》27. Kapitel《
Es ist immer noch Donnerstag. Ich bin immer noch in der Schule und verbringe auch die zweite Pause wieder draußen in der Sonne. Ich lehne mich an einen Zaun und atme durch. Dann schließen sich meine Augen. Ich denke an nichts. Atme einfach nur. Und bin da.
Als ich meine Augen wieder öffne, kommt Mike auf mich zugelaufen. Ich bin überrascht, als er vor mir stehen bleibt. "Warum hast du das getan?"
Meine Stirn runzelt sich. "Was getan?"
„Mir geholfen." Er stützt sich am Zaun ab.
„Hab ich das?" Ich verschränke meine Arme und blicke zum Himmel empor. Ich genieße die Sonne auf meiner Haut.
„Ja, hast du!", bestätigt er und klemmt den Ball, den er dabei hat, zwischen seiner Taille und dem Arm fest.
„Hast du mit dem Boxen angefangen?" Ich sehe ihn interessiert an.
„Nein, aber bald." Er lehnt sich zu mir an den Zaun. Er hält gebührenden Abstand. Die Situation ist entspannt.
„Und was ist dann?" Ich seufze, als Wolken die Sonne überdecken.
„Du ..." Er mustert mich. "... bist irgendwie anders."
Meine Augenbraue fährt in die Höhe. „Bist du gekommen, um mir das zu sagen?"

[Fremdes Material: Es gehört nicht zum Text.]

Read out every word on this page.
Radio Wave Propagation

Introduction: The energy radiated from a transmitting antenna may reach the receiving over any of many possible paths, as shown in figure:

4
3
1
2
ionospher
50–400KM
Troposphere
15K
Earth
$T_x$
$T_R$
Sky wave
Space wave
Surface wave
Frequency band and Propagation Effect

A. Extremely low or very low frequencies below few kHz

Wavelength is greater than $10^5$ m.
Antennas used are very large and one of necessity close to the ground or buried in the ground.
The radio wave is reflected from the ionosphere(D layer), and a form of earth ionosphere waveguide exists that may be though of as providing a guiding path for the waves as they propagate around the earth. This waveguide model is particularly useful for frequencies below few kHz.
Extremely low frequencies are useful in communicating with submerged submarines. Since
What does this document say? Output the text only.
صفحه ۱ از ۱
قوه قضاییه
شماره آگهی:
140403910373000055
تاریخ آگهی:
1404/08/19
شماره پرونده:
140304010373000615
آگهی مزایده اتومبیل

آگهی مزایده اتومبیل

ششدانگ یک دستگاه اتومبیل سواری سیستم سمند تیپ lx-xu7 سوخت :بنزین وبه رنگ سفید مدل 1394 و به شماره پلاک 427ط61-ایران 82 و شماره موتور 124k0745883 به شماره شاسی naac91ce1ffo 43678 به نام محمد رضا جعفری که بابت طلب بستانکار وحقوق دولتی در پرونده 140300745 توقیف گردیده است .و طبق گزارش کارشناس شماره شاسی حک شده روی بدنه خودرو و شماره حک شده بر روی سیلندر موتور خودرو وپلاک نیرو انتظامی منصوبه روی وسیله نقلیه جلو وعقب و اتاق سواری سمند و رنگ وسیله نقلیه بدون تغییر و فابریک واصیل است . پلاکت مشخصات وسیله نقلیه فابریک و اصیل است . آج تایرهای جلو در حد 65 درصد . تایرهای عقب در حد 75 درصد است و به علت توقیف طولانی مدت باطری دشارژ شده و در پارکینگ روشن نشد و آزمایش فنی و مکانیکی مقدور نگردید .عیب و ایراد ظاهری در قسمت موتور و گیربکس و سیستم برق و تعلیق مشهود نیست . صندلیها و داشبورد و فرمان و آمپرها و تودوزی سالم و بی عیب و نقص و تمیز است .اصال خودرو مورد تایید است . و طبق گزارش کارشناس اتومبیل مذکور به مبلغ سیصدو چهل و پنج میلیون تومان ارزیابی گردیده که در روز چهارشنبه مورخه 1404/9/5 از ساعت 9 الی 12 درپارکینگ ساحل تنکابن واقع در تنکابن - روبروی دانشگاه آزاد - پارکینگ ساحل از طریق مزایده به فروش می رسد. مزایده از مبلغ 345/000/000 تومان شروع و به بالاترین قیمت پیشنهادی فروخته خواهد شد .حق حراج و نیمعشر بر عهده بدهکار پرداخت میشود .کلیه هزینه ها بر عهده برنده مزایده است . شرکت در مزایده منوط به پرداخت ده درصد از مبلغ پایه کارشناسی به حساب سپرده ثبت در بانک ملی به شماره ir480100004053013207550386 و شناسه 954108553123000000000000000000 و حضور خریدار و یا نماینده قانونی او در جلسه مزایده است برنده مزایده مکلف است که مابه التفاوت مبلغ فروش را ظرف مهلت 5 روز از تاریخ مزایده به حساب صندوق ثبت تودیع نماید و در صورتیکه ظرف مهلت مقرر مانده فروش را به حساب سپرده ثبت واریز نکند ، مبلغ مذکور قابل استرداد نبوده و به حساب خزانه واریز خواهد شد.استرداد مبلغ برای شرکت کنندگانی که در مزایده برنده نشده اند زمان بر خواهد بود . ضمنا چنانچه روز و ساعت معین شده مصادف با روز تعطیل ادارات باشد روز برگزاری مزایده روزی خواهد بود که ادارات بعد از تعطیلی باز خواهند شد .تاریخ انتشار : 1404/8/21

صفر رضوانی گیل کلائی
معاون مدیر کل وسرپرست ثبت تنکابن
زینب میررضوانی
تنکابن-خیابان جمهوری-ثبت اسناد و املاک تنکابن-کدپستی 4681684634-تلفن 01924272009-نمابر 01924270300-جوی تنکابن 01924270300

„Nein. Ich wollte fragen, warum du das gemacht hast?" Er schluckt. "Mir geholfen hast."
„Weißt du Mike, wir alle machen Dinge falsch, wie du, wie ich. Aber das heißt nicht, dass du oder ich, dass wir schlechte Menschen sind. Das macht uns menschlich. Und ...„ Ich lasse mir Zeit. "... wir sollten alle zusammenhalten."
Stille.
„Wow... du schaffst es innerhalb von ein paar Sekunden, dass ich mich schuldig fühle", beichtet er. "Ich hab dich immer nach deiner Maske beurteilt, hab dich verspottet und ...„
„Das war dein Fehler. Aber den wirst du nicht wieder machen."
Er zieht die Augenbrauen hoch. "Ich ... hab noch nie richtig mit dir geredet. Ich hab dich immer für einen Freak gehalten und ..."
„Und was?" Ich wende mich ihm zu.
„Das bist du nicht. Du bist kein Freak. Du wirst nur von allen so abgestempelt, weil wir alle oberflächlich bewerten und du mit deiner Maske aus der Norm fällst."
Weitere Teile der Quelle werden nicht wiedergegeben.